My thoughts today are about “distress.”

How would you describe distress? Distress is a disappointment, concern, or difficulty taken to its emotional extreme. It can describe an emotional state of uncertainty and pressure. Distress is a big deal. Distress is the emotional anguish you experience from unwelcome necessities that impose upon you, leaving you uncomfortable and more than a little troubled.

Paul knew the feeling. “We have this treasure in earthen vessels . . we are troubled on every side, yet not distressed; we are perplexed, but not in despair; persecuted, but not forsaken; cast down, but not destroyed.” 2 Corinthians 4:7-9 KJV. Other translations of “distressed” in this verse substitute the words, “crushed, or hard pressed.” Stress is inevitable, but distress, one of its after effects, is not – “troubled, yet not distressed!”

Distress is like trash; it is quite normal to generate it, but if not disposed of properly, it will overwhelm your life. Distress is unhealthy when prolonged – either mentally, emotionally, psychologically, spiritually, or even physically unhealthy. There will be disconcerting times and difficult situations – even unfortunate encounters with people – that cause you distress. Those feelings happen when you cannot find relief or resolve the circumstances that are disquieting.
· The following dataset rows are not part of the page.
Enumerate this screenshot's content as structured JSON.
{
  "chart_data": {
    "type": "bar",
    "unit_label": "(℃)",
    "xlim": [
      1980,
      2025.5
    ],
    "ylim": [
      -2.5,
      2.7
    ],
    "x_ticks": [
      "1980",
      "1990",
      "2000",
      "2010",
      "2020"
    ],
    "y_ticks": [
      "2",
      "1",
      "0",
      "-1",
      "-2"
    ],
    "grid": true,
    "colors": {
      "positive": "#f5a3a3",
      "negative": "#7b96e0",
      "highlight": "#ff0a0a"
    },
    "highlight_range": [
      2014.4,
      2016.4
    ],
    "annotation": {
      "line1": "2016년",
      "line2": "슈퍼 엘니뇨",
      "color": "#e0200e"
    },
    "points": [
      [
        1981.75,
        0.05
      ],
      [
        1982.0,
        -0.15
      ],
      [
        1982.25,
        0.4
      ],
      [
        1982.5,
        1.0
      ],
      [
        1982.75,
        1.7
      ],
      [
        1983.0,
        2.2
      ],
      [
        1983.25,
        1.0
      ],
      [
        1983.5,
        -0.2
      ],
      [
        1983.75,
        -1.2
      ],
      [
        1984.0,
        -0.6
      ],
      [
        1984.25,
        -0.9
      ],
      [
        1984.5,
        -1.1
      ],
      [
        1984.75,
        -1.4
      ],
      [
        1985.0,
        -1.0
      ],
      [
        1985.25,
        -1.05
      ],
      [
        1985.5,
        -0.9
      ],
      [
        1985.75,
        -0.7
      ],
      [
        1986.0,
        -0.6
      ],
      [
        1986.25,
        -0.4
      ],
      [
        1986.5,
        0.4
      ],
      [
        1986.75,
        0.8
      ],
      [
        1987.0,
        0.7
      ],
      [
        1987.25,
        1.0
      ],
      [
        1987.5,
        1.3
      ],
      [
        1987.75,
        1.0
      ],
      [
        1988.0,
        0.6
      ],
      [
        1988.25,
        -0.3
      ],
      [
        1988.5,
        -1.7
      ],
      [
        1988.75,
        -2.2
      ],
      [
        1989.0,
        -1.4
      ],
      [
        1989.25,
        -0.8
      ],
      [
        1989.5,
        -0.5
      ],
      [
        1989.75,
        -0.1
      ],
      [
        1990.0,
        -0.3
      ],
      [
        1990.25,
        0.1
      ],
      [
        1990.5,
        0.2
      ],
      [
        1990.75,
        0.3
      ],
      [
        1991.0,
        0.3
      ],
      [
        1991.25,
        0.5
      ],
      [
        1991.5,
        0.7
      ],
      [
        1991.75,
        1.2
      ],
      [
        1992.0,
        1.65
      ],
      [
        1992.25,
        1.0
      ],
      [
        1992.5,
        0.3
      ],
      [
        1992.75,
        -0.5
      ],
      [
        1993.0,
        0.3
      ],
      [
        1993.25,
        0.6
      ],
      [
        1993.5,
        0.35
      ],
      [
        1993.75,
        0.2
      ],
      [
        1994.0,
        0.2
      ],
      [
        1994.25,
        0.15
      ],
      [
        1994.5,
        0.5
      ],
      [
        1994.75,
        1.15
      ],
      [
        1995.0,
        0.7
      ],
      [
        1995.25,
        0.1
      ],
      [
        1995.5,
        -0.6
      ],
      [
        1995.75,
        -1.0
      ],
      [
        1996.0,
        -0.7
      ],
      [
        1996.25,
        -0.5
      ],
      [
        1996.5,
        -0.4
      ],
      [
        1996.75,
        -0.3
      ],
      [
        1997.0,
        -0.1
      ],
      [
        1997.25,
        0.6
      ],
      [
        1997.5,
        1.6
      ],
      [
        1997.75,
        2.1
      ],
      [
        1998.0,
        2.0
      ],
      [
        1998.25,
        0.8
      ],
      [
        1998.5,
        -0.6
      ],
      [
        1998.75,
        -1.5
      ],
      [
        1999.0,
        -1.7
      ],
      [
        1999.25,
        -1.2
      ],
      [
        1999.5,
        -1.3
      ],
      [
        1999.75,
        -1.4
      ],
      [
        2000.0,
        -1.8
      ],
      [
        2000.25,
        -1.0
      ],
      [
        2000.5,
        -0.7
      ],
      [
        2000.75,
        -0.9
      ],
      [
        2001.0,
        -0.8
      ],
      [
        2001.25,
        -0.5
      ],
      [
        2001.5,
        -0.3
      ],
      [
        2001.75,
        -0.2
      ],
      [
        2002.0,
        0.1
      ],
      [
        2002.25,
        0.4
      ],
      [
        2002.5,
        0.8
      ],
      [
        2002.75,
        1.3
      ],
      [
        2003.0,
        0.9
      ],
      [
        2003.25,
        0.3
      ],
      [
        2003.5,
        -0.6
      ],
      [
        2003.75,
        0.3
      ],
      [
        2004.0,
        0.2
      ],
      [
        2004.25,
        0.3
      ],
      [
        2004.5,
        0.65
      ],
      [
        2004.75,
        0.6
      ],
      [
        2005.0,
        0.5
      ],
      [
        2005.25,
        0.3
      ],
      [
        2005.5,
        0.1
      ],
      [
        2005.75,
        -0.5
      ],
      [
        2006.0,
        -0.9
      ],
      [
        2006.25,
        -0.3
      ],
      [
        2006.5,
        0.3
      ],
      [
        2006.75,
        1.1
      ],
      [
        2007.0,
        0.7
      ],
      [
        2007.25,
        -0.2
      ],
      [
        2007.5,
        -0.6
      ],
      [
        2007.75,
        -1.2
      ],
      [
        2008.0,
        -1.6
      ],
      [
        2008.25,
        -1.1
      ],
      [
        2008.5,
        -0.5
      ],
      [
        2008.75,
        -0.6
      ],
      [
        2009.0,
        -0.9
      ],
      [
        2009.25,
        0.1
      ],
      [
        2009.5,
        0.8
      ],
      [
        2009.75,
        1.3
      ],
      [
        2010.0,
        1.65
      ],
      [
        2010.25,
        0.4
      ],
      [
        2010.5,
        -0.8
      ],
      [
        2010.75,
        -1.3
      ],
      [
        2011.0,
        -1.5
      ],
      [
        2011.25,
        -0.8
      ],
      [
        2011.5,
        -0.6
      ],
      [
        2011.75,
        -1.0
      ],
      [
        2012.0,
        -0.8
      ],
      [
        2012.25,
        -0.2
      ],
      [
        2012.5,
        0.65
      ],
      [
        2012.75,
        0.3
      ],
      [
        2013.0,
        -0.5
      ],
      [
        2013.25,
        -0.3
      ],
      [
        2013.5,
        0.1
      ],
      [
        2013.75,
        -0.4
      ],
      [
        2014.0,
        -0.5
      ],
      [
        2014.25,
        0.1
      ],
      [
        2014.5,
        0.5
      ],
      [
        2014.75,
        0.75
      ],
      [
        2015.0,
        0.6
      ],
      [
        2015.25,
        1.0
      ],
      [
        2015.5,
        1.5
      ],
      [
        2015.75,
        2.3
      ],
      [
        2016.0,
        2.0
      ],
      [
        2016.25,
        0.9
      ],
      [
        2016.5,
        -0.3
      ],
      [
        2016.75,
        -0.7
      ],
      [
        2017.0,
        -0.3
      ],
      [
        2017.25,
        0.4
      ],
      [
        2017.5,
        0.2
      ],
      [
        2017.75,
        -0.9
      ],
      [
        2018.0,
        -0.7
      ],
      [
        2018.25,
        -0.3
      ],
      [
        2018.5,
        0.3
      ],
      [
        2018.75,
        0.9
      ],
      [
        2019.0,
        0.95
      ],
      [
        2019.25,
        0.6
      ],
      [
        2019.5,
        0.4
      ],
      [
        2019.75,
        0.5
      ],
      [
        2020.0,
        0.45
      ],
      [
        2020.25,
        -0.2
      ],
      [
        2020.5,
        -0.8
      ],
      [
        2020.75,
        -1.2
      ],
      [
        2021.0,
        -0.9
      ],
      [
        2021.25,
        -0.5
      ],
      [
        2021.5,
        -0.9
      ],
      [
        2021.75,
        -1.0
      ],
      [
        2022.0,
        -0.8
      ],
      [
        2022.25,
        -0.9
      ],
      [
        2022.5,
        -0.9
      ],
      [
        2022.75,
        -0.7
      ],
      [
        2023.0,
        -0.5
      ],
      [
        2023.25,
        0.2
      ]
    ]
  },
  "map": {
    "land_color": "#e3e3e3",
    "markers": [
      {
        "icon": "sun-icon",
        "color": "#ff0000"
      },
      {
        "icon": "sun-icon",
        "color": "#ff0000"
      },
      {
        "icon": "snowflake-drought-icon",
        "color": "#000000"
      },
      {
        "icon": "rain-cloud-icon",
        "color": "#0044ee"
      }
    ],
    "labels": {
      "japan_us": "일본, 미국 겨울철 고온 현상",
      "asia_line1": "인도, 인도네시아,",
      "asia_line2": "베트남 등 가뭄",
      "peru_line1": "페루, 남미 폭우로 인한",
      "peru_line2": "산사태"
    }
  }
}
One of the Greek words for distress is defined as: “to be pressed, as in a narrow place.” Have you heard the expression about being “between a rock and hard place?” Sometimes life will place you there, at a time when you feel you have limited options and none of those seem very good. Could that describe where you are walking right now?

You cannot simply ignore such moments, nor successfully pretend them away. You have to do something, and that something has to hold some hope of helping. There is an inclination to a mental and emotional paralysis when distressed. I found this practical quote interesting, “When you commit to action, to actually doing something rather than feeling trapped by events, the stress in your life becomes manageable.” Greg Anderson. The Bible gives you an action that brings hope, even when you know nothing else to do: “Don’t be anxious about anything, pray about everything! Tell God what you need and thank Him for all He has done.” See Philippians 4:6-9. That works; doing nothing doesn’t!

Stop struggling; stop stressing. “When all kinds of trials and temptations crowd into your lives my brothers, don’t resent them as intruders, but welcome them as friends! You know that under pressure, your faith-life is forced into the open and shows its true colors. So don’t try to get out of anything prematurely. Let it do its work so you become mature and well-developed, not deficient in any way. If you don’t know what you’re doing, pray to the Father. He loves to help. You’ll get His help, and won’t be condescended to when you ask for it. Ask boldly, believingly, without a second thought.” James 1:2-5 J.B.Phillips New Testament/The Message.

Take your distress to God; here’s what you too will find, “O God . . you have relieved me in my distress.” Psalm 4:1 NKJV. Bring it all to Jesus!

My prayer for you today is that you let your distress push you to God.